First, I watched the trailer for Marvel’s Black Panther, just one of the 89 million people who saw it in its first 24 hours. The next day, I finally found the time to see DC’s Wonder Woman, which had already scored the most successful opening weekend for any film directed by a woman.
People who know me won’t be surprised to hear that two comic book-inspired movies got my heart racing. In addition to the 3,000 comic books in my attic, my organization, The Opportunity Agenda, has its own superhero, Helvetika Bold. But the level of emotion that I experienced watching these two pieces surprised even me.
As I began to share my reaction, though, I found that many others—especially, but not exclusively people of color and women—were experiencing the same emotions. More news about the Black Panther is bound to come out at the 2017 Comic-Con in San Diego this month, but even now, the reaction among Black folks to the Black Panther trailer alone has been viscerally joyous, including tears, and cheers, shock and awe.
The reaction to Wonder Woman has been just as strong. NPR’s media critic Linda Holmes said on her Pop Culture Happy Hour podcast that she found herself crying, in particular, during the fight scenes. And a USA Today article affirmed that her experience was widely shared, asking, “Why are women crying when they watch ‘Wonder Woman’ fight?”
So why all that crying?
My theory is that audiences are being moved by the overwhelming power of symbolism. We are not used to seeing people of color and women on the big screen who are powerful, triumphant, and heroes of their own story. The most emotionally powerful moments in each film are those that use the power of symbols to break away from social stereotypes.
As in the Black Panther comic book, the film’s characters are everything that a century of cinematic Black and African characters have not been. They are regal. They are brilliant. They are gorgeous. They are the future as well as the past.
Not only are those elements unheard of in a superhero blockbuster, but research by The Opportunity Agenda found that media representations of Black men and boys generally are distorted and overwhelmingly negative. Hollywood disproportionately portrays us as involved in crime, as takers rather than contributors, and as troublemakers rather than problem solvers. We are even underrepresented as users of technology.
A second report that we released in May found that TV depictions of immigrants are both overwhelmingly negative and racially skewed—with White immigrant characters more frequently depicted in positive, authoritative, and recurring roles than are immigrants of color.
In under two minutes, the Black Panther trailer turns all of that tired, painful imagery on its head. That’s what makes it not just cool, but emotionally moving.
For the same reason, it’s the fight scenes in Wonder Woman that are most often bringing people to tears. Seeing an unapologetic female warrior fighting on screen with skill and agency and even joy is liberating because it breaks so strongly from the tropes and stereotypes of thousands of cinematic stories.
That the Black Panther and Wonder Woman are helmed by African-American and female directors, respectively, is not just icing on the cake. It’s watershed for big budget, mass market movies like these.

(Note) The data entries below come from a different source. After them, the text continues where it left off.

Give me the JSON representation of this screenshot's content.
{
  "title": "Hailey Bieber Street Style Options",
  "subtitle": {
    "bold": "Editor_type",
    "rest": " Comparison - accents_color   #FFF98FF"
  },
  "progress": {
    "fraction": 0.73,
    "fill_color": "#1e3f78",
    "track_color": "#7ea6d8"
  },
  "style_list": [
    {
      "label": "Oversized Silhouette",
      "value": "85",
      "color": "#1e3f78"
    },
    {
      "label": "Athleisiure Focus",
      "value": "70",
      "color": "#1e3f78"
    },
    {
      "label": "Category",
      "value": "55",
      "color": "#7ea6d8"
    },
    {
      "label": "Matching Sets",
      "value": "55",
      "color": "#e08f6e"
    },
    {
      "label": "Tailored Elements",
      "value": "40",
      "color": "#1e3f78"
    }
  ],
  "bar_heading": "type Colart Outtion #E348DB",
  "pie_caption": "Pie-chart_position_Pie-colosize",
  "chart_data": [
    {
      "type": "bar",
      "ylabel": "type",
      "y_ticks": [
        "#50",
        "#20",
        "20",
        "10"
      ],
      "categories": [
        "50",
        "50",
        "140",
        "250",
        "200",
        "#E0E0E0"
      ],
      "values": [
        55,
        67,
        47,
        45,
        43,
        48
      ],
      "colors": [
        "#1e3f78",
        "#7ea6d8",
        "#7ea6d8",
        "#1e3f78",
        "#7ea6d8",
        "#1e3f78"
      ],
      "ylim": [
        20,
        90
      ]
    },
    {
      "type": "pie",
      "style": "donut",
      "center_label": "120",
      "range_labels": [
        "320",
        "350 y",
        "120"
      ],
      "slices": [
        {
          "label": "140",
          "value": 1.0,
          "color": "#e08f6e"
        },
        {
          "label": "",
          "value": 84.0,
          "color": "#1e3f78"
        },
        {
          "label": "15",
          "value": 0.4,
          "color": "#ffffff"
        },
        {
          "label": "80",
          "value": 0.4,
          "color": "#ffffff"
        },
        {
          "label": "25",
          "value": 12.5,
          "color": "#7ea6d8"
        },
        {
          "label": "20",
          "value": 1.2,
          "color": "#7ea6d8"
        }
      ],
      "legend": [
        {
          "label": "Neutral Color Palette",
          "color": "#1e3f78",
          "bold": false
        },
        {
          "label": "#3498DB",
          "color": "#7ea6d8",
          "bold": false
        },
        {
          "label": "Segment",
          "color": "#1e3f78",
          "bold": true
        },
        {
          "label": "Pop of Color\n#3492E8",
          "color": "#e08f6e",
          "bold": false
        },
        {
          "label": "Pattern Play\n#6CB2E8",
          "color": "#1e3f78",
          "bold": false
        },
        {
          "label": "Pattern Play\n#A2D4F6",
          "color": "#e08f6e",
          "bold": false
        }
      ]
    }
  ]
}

A new study from the University of Southern California found that only 4% of all directors across the 1,000 top-grossing films during the past decade were female, and only three of the films were directed by Black women, three by Asian American women, and one by a Latina. During the same period, none of the 101 films distributed by Disney (which owns Marvel) had a Black director.
To be sure, these are just movies, not mass social movements, legislation, or amendments to our constitution. But if you think that culture doesn’t help to move politics and policy, ask someone over 65 about the role that Marian Anderson, or Muhammad Ali, or Jackie Robinson played in advancing racial justice. Or ask the feminist leaders of the 1970s about the influence that Wonder Woman comic books of the 1940s had on their political development.
At a time when people in colored tights occupy a huge proportion of public attention and entertainment revenue, imagery, representation and respect matter. Sometimes, they matter enough to make you cry.